Mercedes unveiled the Shooting Break [sic] show car in 2010, public reaction was good, and it appears the production version will be little changed from concept.

So the Mercedes CLS Shooting Brake is a silly estate car?

That depends on your point of view. We loved our long-term E63 AMG estate, but it never looked like anything but a hotted-up hearse; the CLS Shooting Brake is for those people who don’t mind their dog having a little less space to move about.

That sloping rear end means the CLS Shooting Brake won’t have the same humungous 695-litre carrying capacity as the E-class estate (though the rear seats will still fold flat). And this lack of load space won’t come cheaply either – the standard CLS carries a £13k premium over and above an E-class saloon, so expect prices for this elongated and enlarged CLS to start at around £47k.

What else?

Just as the exterior styling of the CLS is much sleeker than the E-class, so the interior is swoopier too, doing away with the E’s geometric lines for much more organic shapes. The materials used are of higher quality too, to help justify the higher list price.

Engine-wise we expect the CLS Shooting Brake to broadly mirror its sibling, so the offerings under the bonnet should stretch from a CLS250 CDI – with a twin-turbo 2.1-litre four-cylinder diesel – all the way up to the twin-turbo 5.5-litre V8 CLS63 AMG. The latter could arguably be the fastest and most stylish way in the world to transport flat-pack furniture.

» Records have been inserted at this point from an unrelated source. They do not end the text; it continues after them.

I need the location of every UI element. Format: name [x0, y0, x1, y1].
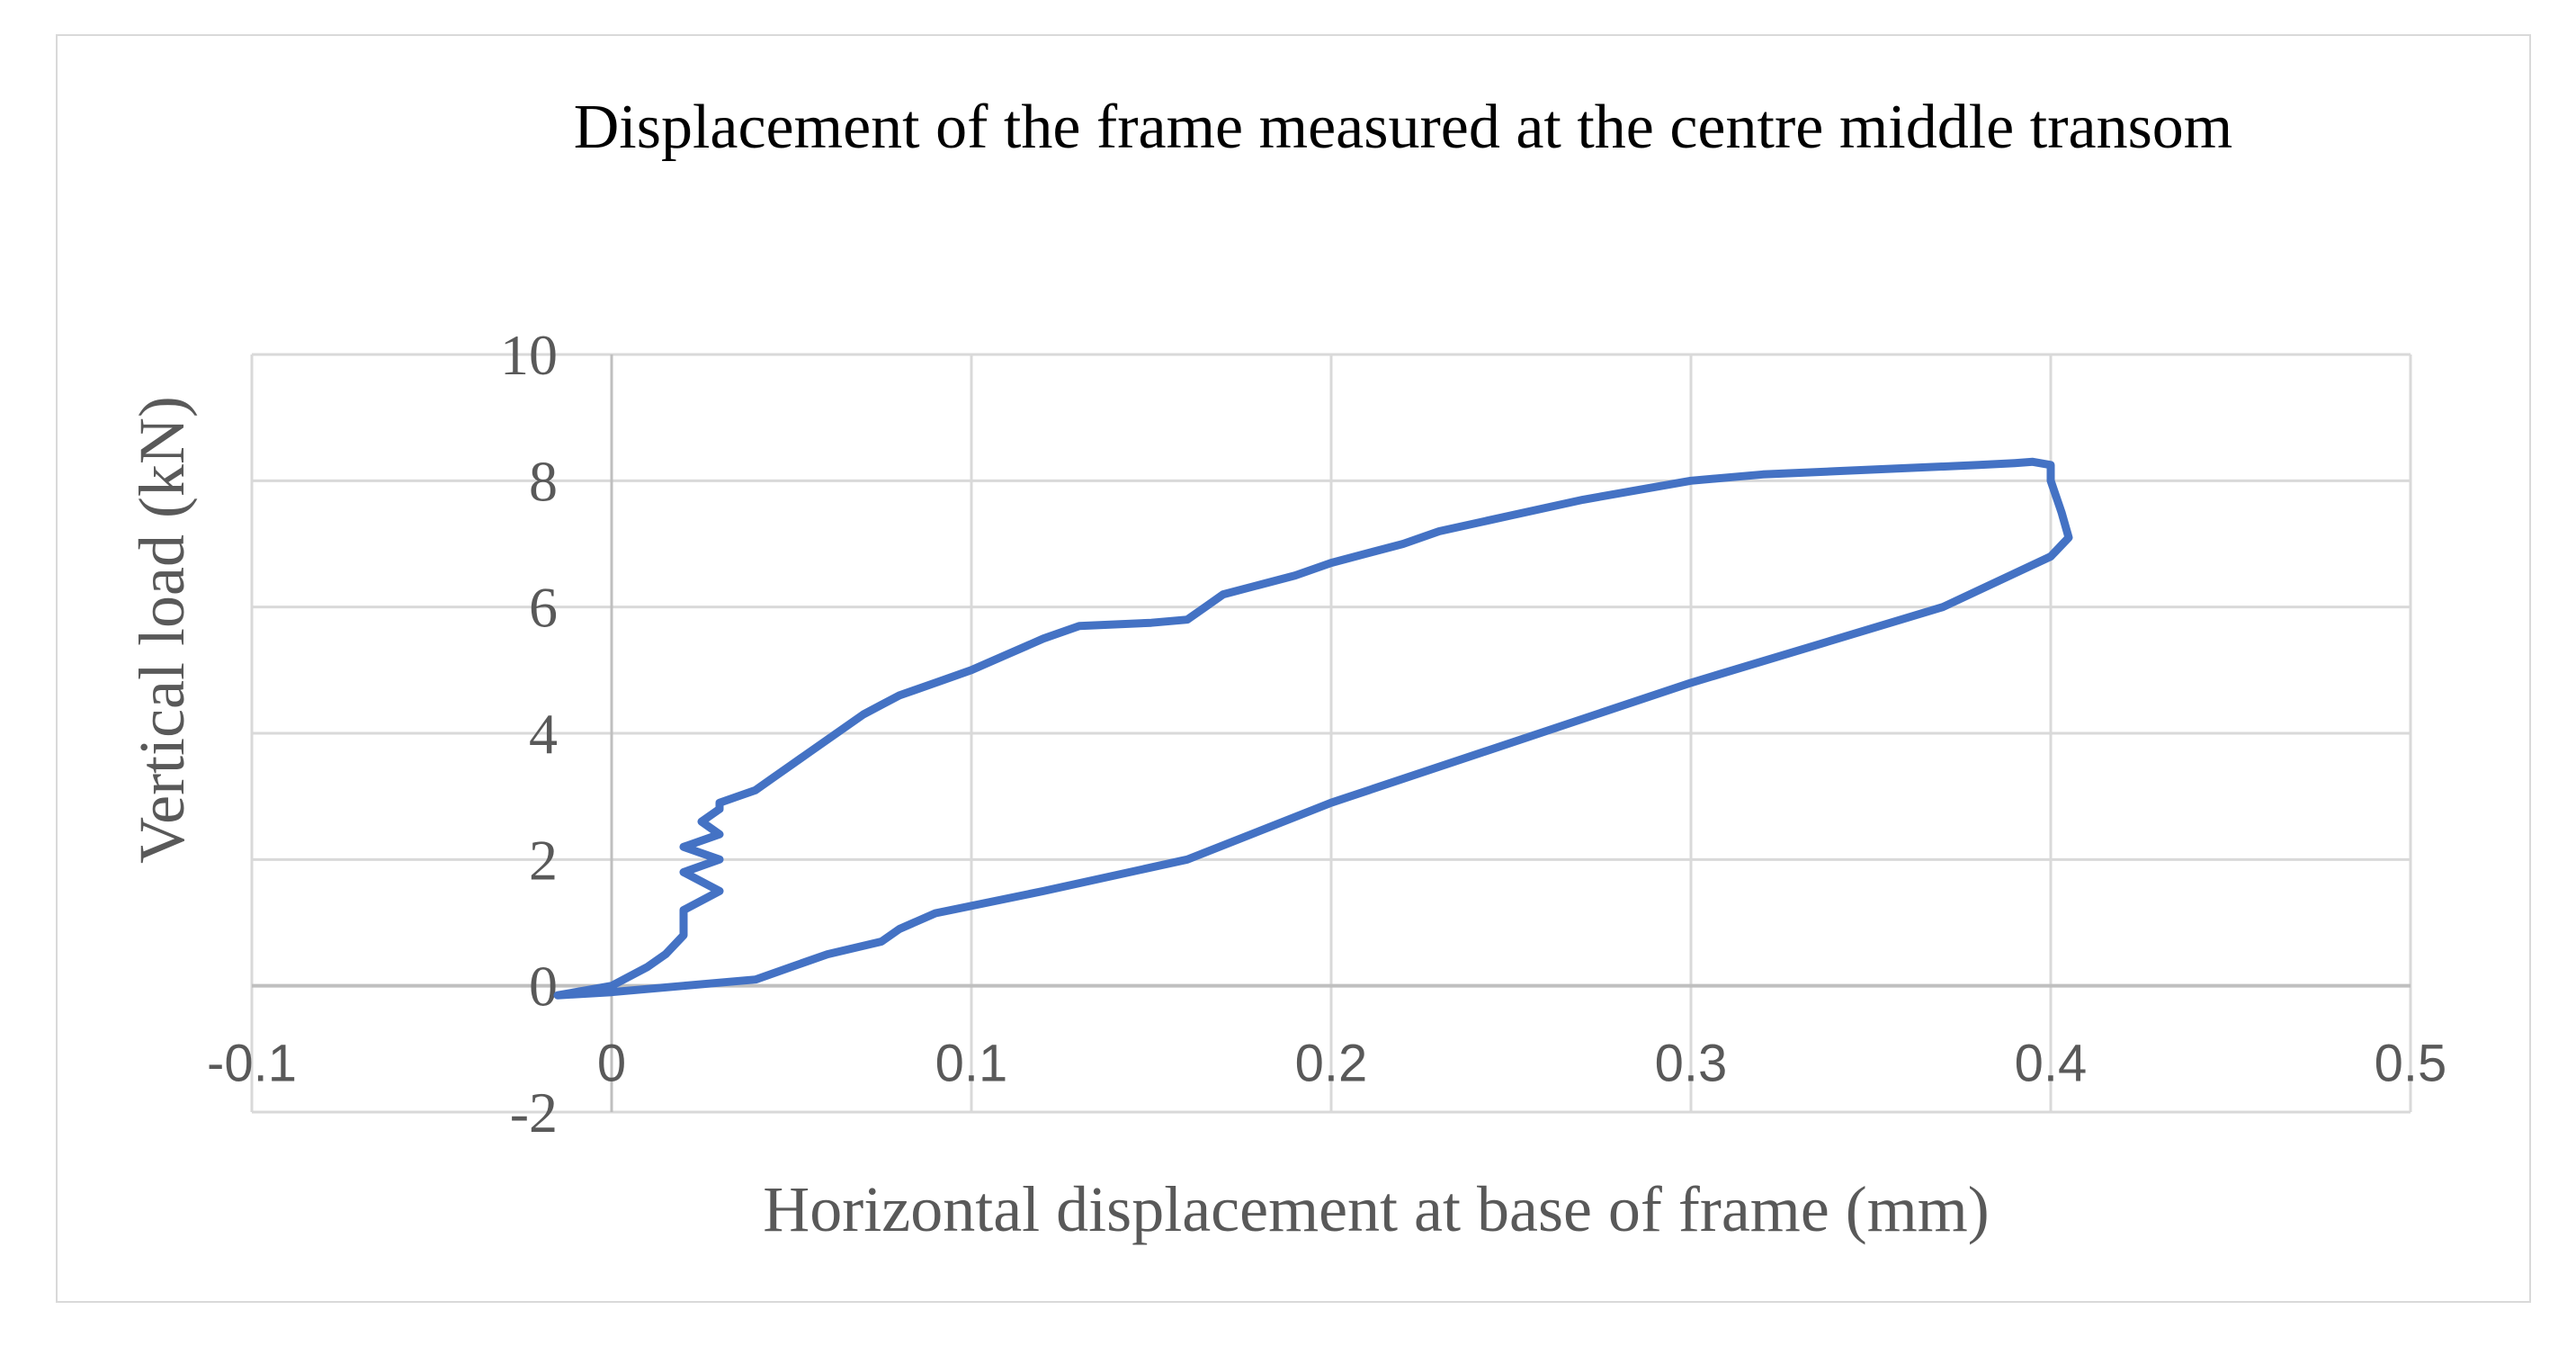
x-tick-label: 0.2: [1295, 1035, 1368, 1093]
chart-title: Displacement of the frame measured at th…: [573, 93, 2233, 162]
y-tick-label: 0: [529, 955, 558, 1018]
y-tick-label: 2: [529, 828, 558, 892]
x-tick-label: 0.4: [2015, 1035, 2088, 1093]
gridlines: [250, 353, 2412, 1114]
x-tick-label: -0.1: [207, 1035, 297, 1093]
y-tick-label: 8: [529, 449, 558, 513]
data-series: [553, 457, 2073, 1000]
y-tick-label: 10: [500, 323, 558, 387]
series-line: [553, 457, 2073, 1000]
x-tick-label: 0: [597, 1035, 626, 1093]
y-axis-title: Vertical load (kN): [126, 396, 198, 864]
x-tick-label: 0.5: [2375, 1035, 2447, 1093]
x-tick-label: 0.1: [935, 1035, 1008, 1093]
y-tick-label: -2: [510, 1081, 558, 1144]
y-tick-label: 6: [529, 576, 558, 640]
x-tick-label: 0.3: [1655, 1035, 1728, 1093]
y-tick-label: 4: [529, 702, 558, 766]
chart-frame: [56, 34, 2531, 1303]
tick-labels: -2 0 2 4 6 8 10 -0.1 0 0.1 0.2 0.3 0.4 0.5: [207, 323, 2446, 1144]
x-axis-title: Horizontal displacement at base of frame…: [763, 1173, 1989, 1245]
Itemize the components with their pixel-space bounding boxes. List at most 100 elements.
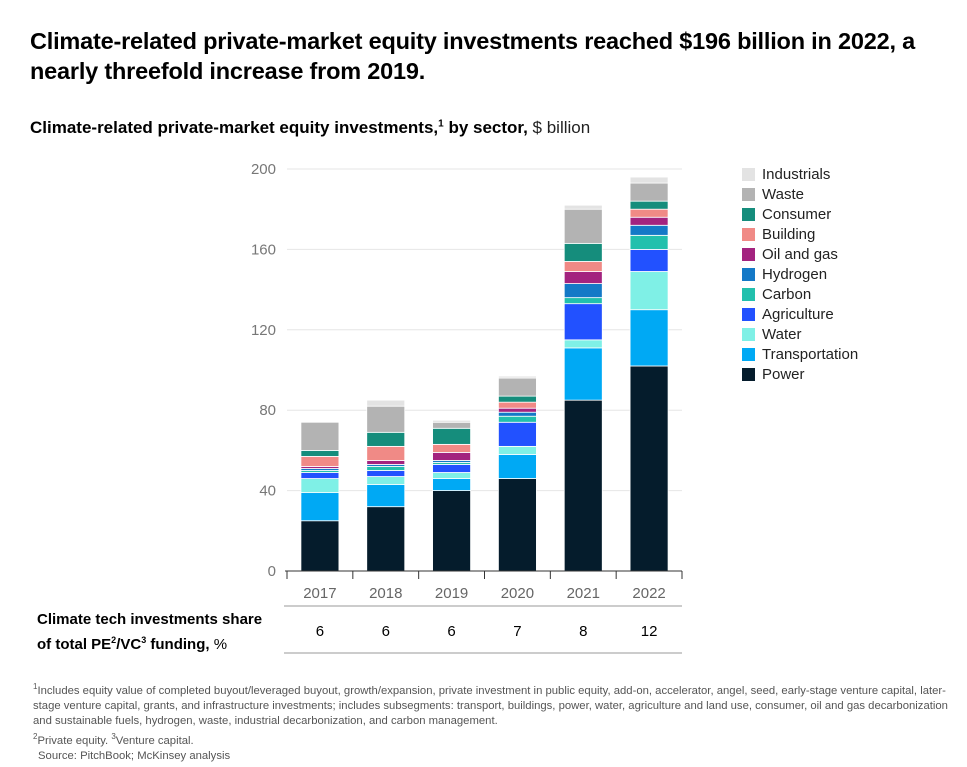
footnote-2-text: Private equity. bbox=[37, 734, 112, 747]
headline: Climate-related private-market equity in… bbox=[30, 28, 915, 84]
share-label-line1: Climate tech investments share bbox=[37, 611, 263, 628]
legend-label: Power bbox=[762, 366, 805, 383]
share-label-line2: of total PE bbox=[37, 636, 112, 653]
subtitle-unit: $ billion bbox=[527, 118, 591, 137]
share-value: 6 bbox=[382, 623, 390, 640]
bar-segment-carbon bbox=[563, 297, 603, 305]
bar-segment-waste bbox=[629, 182, 669, 202]
bar-segment-agriculture bbox=[432, 464, 471, 473]
bar-segment-waste bbox=[300, 421, 340, 451]
legend-label: Hydrogen bbox=[762, 266, 827, 283]
footnote-3-text: Venture capital. bbox=[115, 734, 194, 747]
y-tick-label: 120 bbox=[251, 322, 276, 339]
bar-segment-agriculture bbox=[629, 248, 669, 272]
bar-segment-water bbox=[629, 271, 669, 311]
x-axis: 2017 2018 2019 2020 2021 2022 bbox=[285, 570, 683, 602]
bar-segment-industrials bbox=[629, 176, 669, 184]
y-axis: 0 40 80 120 160 200 bbox=[251, 161, 276, 580]
x-tick-label: 2017 bbox=[303, 585, 336, 602]
share-label-end: funding, bbox=[146, 636, 210, 653]
footnote-1-text: Includes equity value of completed buyou… bbox=[33, 684, 948, 727]
legend-swatch bbox=[742, 188, 755, 201]
bar-segment-agriculture bbox=[300, 472, 340, 479]
bar-segment-waste bbox=[366, 405, 406, 433]
bar-segment-hydrogen bbox=[563, 283, 603, 299]
bar-segment-carbon bbox=[498, 415, 537, 423]
share-value: 6 bbox=[316, 623, 324, 640]
legend-label: Building bbox=[762, 226, 815, 243]
footnote-2-3: 2Private equity. 3Venture capital. bbox=[33, 729, 953, 749]
share-value: 6 bbox=[447, 623, 455, 640]
legend-label: Agriculture bbox=[762, 306, 834, 323]
share-label-unit: % bbox=[209, 636, 228, 653]
bar-segment-consumer bbox=[366, 431, 406, 447]
legend-swatch bbox=[742, 168, 755, 181]
bar-segment-oil-and-gas bbox=[629, 216, 669, 226]
bar-segment-building bbox=[629, 208, 669, 218]
bar-segment-consumer bbox=[563, 242, 603, 262]
footnotes: 1Includes equity value of completed buyo… bbox=[33, 679, 953, 764]
y-tick-label: 40 bbox=[259, 483, 276, 500]
bar-segment-consumer bbox=[300, 449, 340, 457]
bar-segment-carbon bbox=[629, 234, 669, 250]
bar-segment-carbon bbox=[366, 466, 406, 471]
legend-swatch bbox=[742, 348, 755, 361]
legend-swatch bbox=[742, 368, 755, 381]
legend-swatch bbox=[742, 308, 755, 321]
share-row: 6 6 6 7 8 12 bbox=[284, 605, 682, 654]
legend-swatch bbox=[742, 288, 755, 301]
bar-segment-consumer bbox=[432, 427, 471, 445]
legend-label: Industrials bbox=[762, 166, 830, 183]
bar-segment-waste bbox=[563, 208, 603, 244]
bar-segment-agriculture bbox=[366, 470, 406, 477]
share-footnote-ref-2: 2 bbox=[111, 635, 117, 645]
y-tick-label: 80 bbox=[259, 402, 276, 419]
bar-segment-industrials bbox=[498, 375, 537, 379]
legend: Industrials Waste Consumer Building Oil and … bbox=[742, 166, 858, 383]
bar-segment-industrials bbox=[366, 399, 406, 407]
legend-label: Carbon bbox=[762, 286, 811, 303]
footnote-1: 1Includes equity value of completed buyo… bbox=[33, 679, 953, 729]
bar-segment-building bbox=[300, 456, 340, 467]
bar-segment-water bbox=[366, 476, 406, 485]
legend-swatch bbox=[742, 248, 755, 261]
y-tick-label: 200 bbox=[251, 161, 276, 178]
bar-segment-power bbox=[498, 478, 537, 572]
bar-segment-oil-and-gas bbox=[563, 271, 603, 284]
share-value: 7 bbox=[513, 623, 521, 640]
y-tick-label: 160 bbox=[251, 241, 276, 258]
source-note: Source: PitchBook; McKinsey analysis bbox=[38, 749, 231, 762]
legend-swatch bbox=[742, 208, 755, 221]
share-row-label: Climate tech investments share of total P… bbox=[37, 610, 262, 655]
bar-segment-consumer bbox=[498, 395, 537, 403]
share-value: 12 bbox=[641, 623, 658, 640]
bar-segment-oil-and-gas bbox=[432, 452, 471, 461]
share-footnote-ref-3: 3 bbox=[141, 635, 147, 645]
legend-label: Waste bbox=[762, 186, 804, 203]
x-tick-label: 2018 bbox=[369, 585, 402, 602]
bar-segment-hydrogen bbox=[629, 224, 669, 236]
bar-segment-water bbox=[300, 478, 340, 494]
bar-segment-power bbox=[366, 506, 406, 572]
bar-segment-transportation bbox=[498, 454, 537, 479]
bar-segment-transportation bbox=[629, 309, 669, 367]
legend-swatch bbox=[742, 268, 755, 281]
subtitle-by-sector: by sector, bbox=[443, 118, 528, 137]
bar-segment-power bbox=[629, 365, 669, 572]
legend-label: Consumer bbox=[762, 206, 831, 223]
footnote-2-marker: 2 bbox=[33, 731, 38, 741]
legend-swatch bbox=[742, 328, 755, 341]
legend-label: Oil and gas bbox=[762, 246, 838, 263]
bar-segment-power bbox=[300, 520, 340, 572]
bar-segment-hydrogen bbox=[498, 411, 537, 417]
bar-segment-building bbox=[563, 261, 603, 272]
legend-label: Transportation bbox=[762, 346, 858, 363]
bar-segment-water bbox=[563, 339, 603, 349]
bar-segment-transportation bbox=[432, 478, 471, 492]
gridlines bbox=[287, 168, 682, 492]
x-tick-label: 2021 bbox=[567, 585, 600, 602]
bar-segment-waste bbox=[432, 421, 471, 429]
bar-segment-water bbox=[432, 472, 471, 479]
bar-segment-waste bbox=[498, 377, 537, 397]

Our spies have snapped the CLS Shooting Brake almost undisguised, so a public unveiling isn’t far away. We hear it won’t have a traditional motor show debut (Mercedes will reveal the new A-class at the 2012 Geneva motor show in March) so instead expect it to be first shown to the world at something like the 2012 Goodwood Festival of Speed or the Villa d’Este Concours.